Antigua and Barbuda's Prime Minister Lester Bird has issued a call for a CARICOM meeting on the closure of the Caribbean Media Corporation (CMC) and has offered his country as the venue for the caucus.

He also proposed that the CMC situation be placed on the agenda of the impending CARICOM Bureau meeting, a press release from Bird's office yesterday stated.

And Prime Minister of Grenada Dr Keith Mitchell expressed surprise at the sudden suspension of CMC's operations and wants to "do anything I can to help with getting it back in operation," a CMC press release issued yesterday said.

The CARICOM Bureau comprises three heads of government and the Secretary-General and is scheduled to meet in a few days. The current members are Prime Minister Hubert Ingraham of the Bahamas, Prime Minister Said Musa of Belize, and President Bharrat Jagdeo of Guyana.

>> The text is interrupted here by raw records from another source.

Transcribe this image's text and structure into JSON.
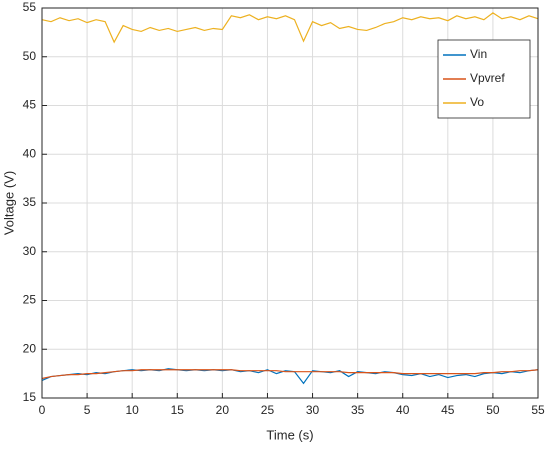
{
  "chart_data": {
    "type": "line",
    "x_label": "Time (s)",
    "y_label": "Voltage (V)",
    "x": [
      0,
      1,
      2,
      3,
      4,
      5,
      6,
      7,
      8,
      9,
      10,
      11,
      12,
      13,
      14,
      15,
      16,
      17,
      18,
      19,
      20,
      21,
      22,
      23,
      24,
      25,
      26,
      27,
      28,
      29,
      30,
      31,
      32,
      33,
      34,
      35,
      36,
      37,
      38,
      39,
      40,
      41,
      42,
      43,
      44,
      45,
      46,
      47,
      48,
      49,
      50,
      51,
      52,
      53,
      54,
      55
    ],
    "series": [
      {
        "name": "Vin",
        "color": "#0072bd",
        "values": [
          16.8,
          17.2,
          17.3,
          17.4,
          17.5,
          17.4,
          17.6,
          17.5,
          17.7,
          17.8,
          17.9,
          17.8,
          17.9,
          17.8,
          18.0,
          17.9,
          17.8,
          17.9,
          17.8,
          17.9,
          17.8,
          17.9,
          17.7,
          17.8,
          17.6,
          17.9,
          17.5,
          17.8,
          17.7,
          16.5,
          17.8,
          17.7,
          17.6,
          17.8,
          17.2,
          17.7,
          17.6,
          17.5,
          17.7,
          17.6,
          17.4,
          17.3,
          17.5,
          17.2,
          17.4,
          17.1,
          17.3,
          17.4,
          17.2,
          17.5,
          17.6,
          17.5,
          17.7,
          17.6,
          17.8,
          17.9
        ]
      },
      {
        "name": "Vpvref",
        "color": "#d95319",
        "values": [
          17.0,
          17.2,
          17.3,
          17.4,
          17.4,
          17.5,
          17.5,
          17.6,
          17.7,
          17.8,
          17.8,
          17.9,
          17.9,
          17.9,
          17.9,
          17.9,
          17.9,
          17.9,
          17.9,
          17.9,
          17.9,
          17.9,
          17.8,
          17.8,
          17.8,
          17.8,
          17.8,
          17.7,
          17.7,
          17.7,
          17.7,
          17.7,
          17.7,
          17.7,
          17.6,
          17.6,
          17.6,
          17.6,
          17.6,
          17.6,
          17.5,
          17.5,
          17.5,
          17.5,
          17.5,
          17.5,
          17.5,
          17.5,
          17.5,
          17.6,
          17.6,
          17.7,
          17.7,
          17.8,
          17.8,
          17.9
        ]
      },
      {
        "name": "Vo",
        "color": "#edb120",
        "values": [
          53.8,
          53.6,
          54.0,
          53.7,
          53.9,
          53.5,
          53.8,
          53.6,
          51.5,
          53.2,
          52.8,
          52.6,
          53.0,
          52.7,
          52.9,
          52.6,
          52.8,
          53.0,
          52.7,
          52.9,
          52.8,
          54.2,
          54.0,
          54.3,
          53.8,
          54.1,
          53.9,
          54.2,
          53.8,
          51.6,
          53.6,
          53.2,
          53.5,
          52.9,
          53.1,
          52.8,
          52.7,
          53.0,
          53.4,
          53.6,
          54.0,
          53.8,
          54.1,
          53.9,
          54.0,
          53.7,
          54.2,
          53.9,
          54.1,
          53.8,
          54.5,
          53.9,
          54.1,
          53.8,
          54.2,
          53.9
        ]
      }
    ],
    "xlim": [
      0,
      55
    ],
    "ylim": [
      15,
      55
    ],
    "xticks": [
      0,
      5,
      10,
      15,
      20,
      25,
      30,
      35,
      40,
      45,
      50,
      55
    ],
    "yticks": [
      15,
      20,
      25,
      30,
      35,
      40,
      45,
      50,
      55
    ],
    "grid": true,
    "legend": "upper right"
  }
}
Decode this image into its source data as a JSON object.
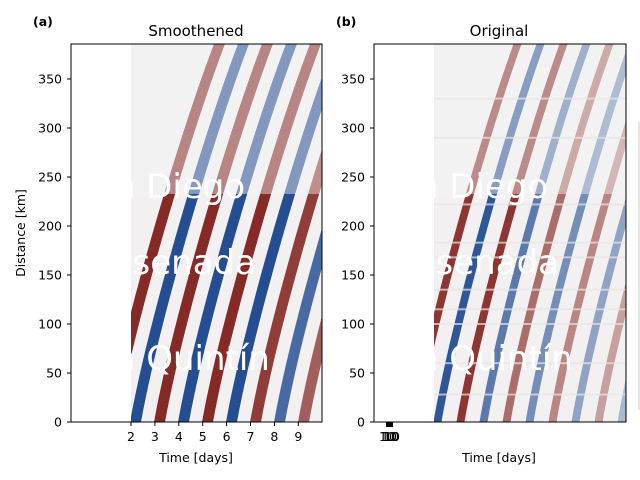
{
  "chart_data": [
    {
      "type": "heatmap",
      "panel_label": "(a)",
      "title": "Smoothened",
      "xlabel": "Time [days]",
      "ylabel": "Distance [km]",
      "xticks": [
        "2",
        "3",
        "4",
        "5",
        "6",
        "7",
        "8",
        "9"
      ],
      "yticks": [
        "0",
        "50",
        "100",
        "150",
        "200",
        "250",
        "300",
        "350"
      ],
      "data_start_day": 2,
      "places": [
        "an Diego",
        "nsenada",
        "an Quintín"
      ]
    },
    {
      "type": "heatmap",
      "panel_label": "(b)",
      "title": "Original",
      "xlabel": "Time [days]",
      "ylabel": "",
      "xticks": [
        "10",
        "10",
        "10",
        "10"
      ],
      "yticks": [
        "0",
        "50",
        "100",
        "150",
        "200",
        "250",
        "300",
        "350"
      ],
      "places": [
        "an Diego",
        "nsenada",
        "an Quintín"
      ]
    }
  ],
  "colors": {
    "red": "#7a1410",
    "blue": "#0d3a86",
    "neutral": "#f3f3f3",
    "text_overlay": "#ffffff"
  }
}
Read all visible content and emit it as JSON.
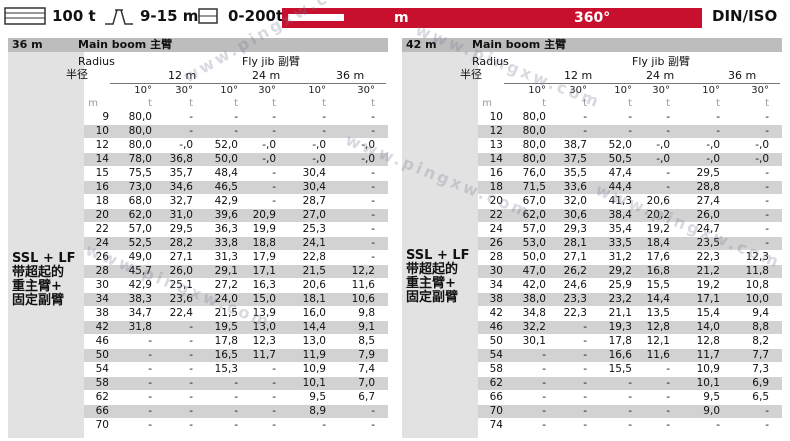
{
  "header": {
    "capacity": "100 t",
    "jib_length": "9-15 m",
    "load_range": "0-200t",
    "bar_left_text": "m",
    "slew": "360°",
    "standard": "DIN/ISO"
  },
  "left_table": {
    "boom_length": "36 m",
    "main_boom": "Main boom 主臂",
    "radius_en": "Radius",
    "radius_cn": "半径",
    "fly_jib": "Fly jib 副臂",
    "jib_lengths": [
      "12 m",
      "24 m",
      "36 m"
    ],
    "angles": [
      "10°",
      "30°",
      "10°",
      "30°",
      "10°",
      "30°"
    ],
    "unit_m": "m",
    "unit_t": "t",
    "ssl": [
      "SSL + LF",
      "带超起的",
      "重主臂+",
      "固定副臂"
    ],
    "rows": [
      [
        "9",
        "80,0",
        "-",
        "-",
        "-",
        "-",
        "-"
      ],
      [
        "10",
        "80,0",
        "-",
        "-",
        "-",
        "-",
        "-"
      ],
      [
        "12",
        "80,0",
        "-,0",
        "52,0",
        "-,0",
        "-,0",
        "-,0"
      ],
      [
        "14",
        "78,0",
        "36,8",
        "50,0",
        "-,0",
        "-,0",
        "-,0"
      ],
      [
        "15",
        "75,5",
        "35,7",
        "48,4",
        "-",
        "30,4",
        "-"
      ],
      [
        "16",
        "73,0",
        "34,6",
        "46,5",
        "-",
        "30,4",
        "-"
      ],
      [
        "18",
        "68,0",
        "32,7",
        "42,9",
        "-",
        "28,7",
        "-"
      ],
      [
        "20",
        "62,0",
        "31,0",
        "39,6",
        "20,9",
        "27,0",
        "-"
      ],
      [
        "22",
        "57,0",
        "29,5",
        "36,3",
        "19,9",
        "25,3",
        "-"
      ],
      [
        "24",
        "52,5",
        "28,2",
        "33,8",
        "18,8",
        "24,1",
        "-"
      ],
      [
        "26",
        "49,0",
        "27,1",
        "31,3",
        "17,9",
        "22,8",
        "-"
      ],
      [
        "28",
        "45,7",
        "26,0",
        "29,1",
        "17,1",
        "21,5",
        "12,2"
      ],
      [
        "30",
        "42,9",
        "25,1",
        "27,2",
        "16,3",
        "20,6",
        "11,6"
      ],
      [
        "34",
        "38,3",
        "23,6",
        "24,0",
        "15,0",
        "18,1",
        "10,6"
      ],
      [
        "38",
        "34,7",
        "22,4",
        "21,5",
        "13,9",
        "16,0",
        "9,8"
      ],
      [
        "42",
        "31,8",
        "-",
        "19,5",
        "13,0",
        "14,4",
        "9,1"
      ],
      [
        "46",
        "-",
        "-",
        "17,8",
        "12,3",
        "13,0",
        "8,5"
      ],
      [
        "50",
        "-",
        "-",
        "16,5",
        "11,7",
        "11,9",
        "7,9"
      ],
      [
        "54",
        "-",
        "-",
        "15,3",
        "-",
        "10,9",
        "7,4"
      ],
      [
        "58",
        "-",
        "-",
        "-",
        "-",
        "10,1",
        "7,0"
      ],
      [
        "62",
        "-",
        "-",
        "-",
        "-",
        "9,5",
        "6,7"
      ],
      [
        "66",
        "-",
        "-",
        "-",
        "-",
        "8,9",
        "-"
      ],
      [
        "70",
        "-",
        "-",
        "-",
        "-",
        "-",
        "-"
      ]
    ]
  },
  "right_table": {
    "boom_length": "42 m",
    "main_boom": "Main boom 主臂",
    "radius_en": "Radius",
    "radius_cn": "半径",
    "fly_jib": "Fly jib 副臂",
    "jib_lengths": [
      "12 m",
      "24 m",
      "36 m"
    ],
    "angles": [
      "10°",
      "30°",
      "10°",
      "30°",
      "10°",
      "30°"
    ],
    "unit_m": "m",
    "unit_t": "t",
    "ssl": [
      "SSL + LF",
      "带超起的",
      "重主臂+",
      "固定副臂"
    ],
    "rows": [
      [
        "10",
        "80,0",
        "-",
        "-",
        "-",
        "-",
        "-"
      ],
      [
        "12",
        "80,0",
        "-",
        "-",
        "-",
        "-",
        "-"
      ],
      [
        "13",
        "80,0",
        "38,7",
        "52,0",
        "-,0",
        "-,0",
        "-,0"
      ],
      [
        "14",
        "80,0",
        "37,5",
        "50,5",
        "-,0",
        "-,0",
        "-,0"
      ],
      [
        "16",
        "76,0",
        "35,5",
        "47,4",
        "-",
        "29,5",
        "-"
      ],
      [
        "18",
        "71,5",
        "33,6",
        "44,4",
        "-",
        "28,8",
        "-"
      ],
      [
        "20",
        "67,0",
        "32,0",
        "41,3",
        "20,6",
        "27,4",
        "-"
      ],
      [
        "22",
        "62,0",
        "30,6",
        "38,4",
        "20,2",
        "26,0",
        "-"
      ],
      [
        "24",
        "57,0",
        "29,3",
        "35,4",
        "19,2",
        "24,7",
        "-"
      ],
      [
        "26",
        "53,0",
        "28,1",
        "33,5",
        "18,4",
        "23,5",
        "-"
      ],
      [
        "28",
        "50,0",
        "27,1",
        "31,2",
        "17,6",
        "22,3",
        "12,3"
      ],
      [
        "30",
        "47,0",
        "26,2",
        "29,2",
        "16,8",
        "21,2",
        "11,8"
      ],
      [
        "34",
        "42,0",
        "24,6",
        "25,9",
        "15,5",
        "19,2",
        "10,8"
      ],
      [
        "38",
        "38,0",
        "23,3",
        "23,2",
        "14,4",
        "17,1",
        "10,0"
      ],
      [
        "42",
        "34,8",
        "22,3",
        "21,1",
        "13,5",
        "15,4",
        "9,4"
      ],
      [
        "46",
        "32,2",
        "-",
        "19,3",
        "12,8",
        "14,0",
        "8,8"
      ],
      [
        "50",
        "30,1",
        "-",
        "17,8",
        "12,1",
        "12,8",
        "8,2"
      ],
      [
        "54",
        "-",
        "-",
        "16,6",
        "11,6",
        "11,7",
        "7,7"
      ],
      [
        "58",
        "-",
        "-",
        "15,5",
        "-",
        "10,9",
        "7,3"
      ],
      [
        "62",
        "-",
        "-",
        "-",
        "-",
        "10,1",
        "6,9"
      ],
      [
        "66",
        "-",
        "-",
        "-",
        "-",
        "9,5",
        "6,5"
      ],
      [
        "70",
        "-",
        "-",
        "-",
        "-",
        "9,0",
        "-"
      ],
      [
        "74",
        "-",
        "-",
        "-",
        "-",
        "-",
        "-"
      ]
    ]
  },
  "watermark": "www.pingxw.com"
}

In his letter to the Secretary-General, which was copied to all CARICOM heads of government, Bird said: "As we are moving towards the solidifying of the single market and economy (SME) in CARICOM, it is unsatisfactory that the region should lose the means of informing each member state about the developments in the other. The SME would suffer considerably from this loss, as indeed would the entire process of regional integration which has benefited immeasurably from the daily flow of information provided by CANA, the CBU and the merged CMC."

Bird proposed the urgent convening of the ministers of information of CARICOM and/or representatives of heads of government, where the heads are also information ministers.

The meeting would consider appropriate measures either to resuscitate the CMC or replace it with another organisation that would provide information and analysis about events in the region.

The Antiguan Prime Minister asked that the bureau endorse his proposal for a meeting on CMC.

The CMC release said the organisation has written to the Grenadian Prime Minister, who is also the information minister, saying it was keen to have an urgent opportunity to explain the situation and what it would take to have the CMC return to full operation.

In a letter from CMC's Chief Operating Officer, Gary Allen, to Prime Minister Mitchell, the organisation said it welcomed the offer of support. According to the release, Dr Mitchell said other information ministers had been in touch with him about an urgent meeting to consider the matter, and he had been supportive of this move.

The CMC explained to the Grenadian Prime Minister that the sudden closure of the agency CMC was not the way it was intended to have been handled. It was pointed out, however, that "when speculation heightened and rumours started to spread about a closure, the board and the management determined that immediate closure was best," the release stated.

CMC announced the temporary suspension of its operations for restructuring last Friday. Fifty of the 54 members of staff of the organisation were laid off.

CMC is a merger of the Caribbean News Agency and the Caribbean Broadcasting Union, which, for the past 17 months, has been the region's only multi-media entity (print, radio, television and internet).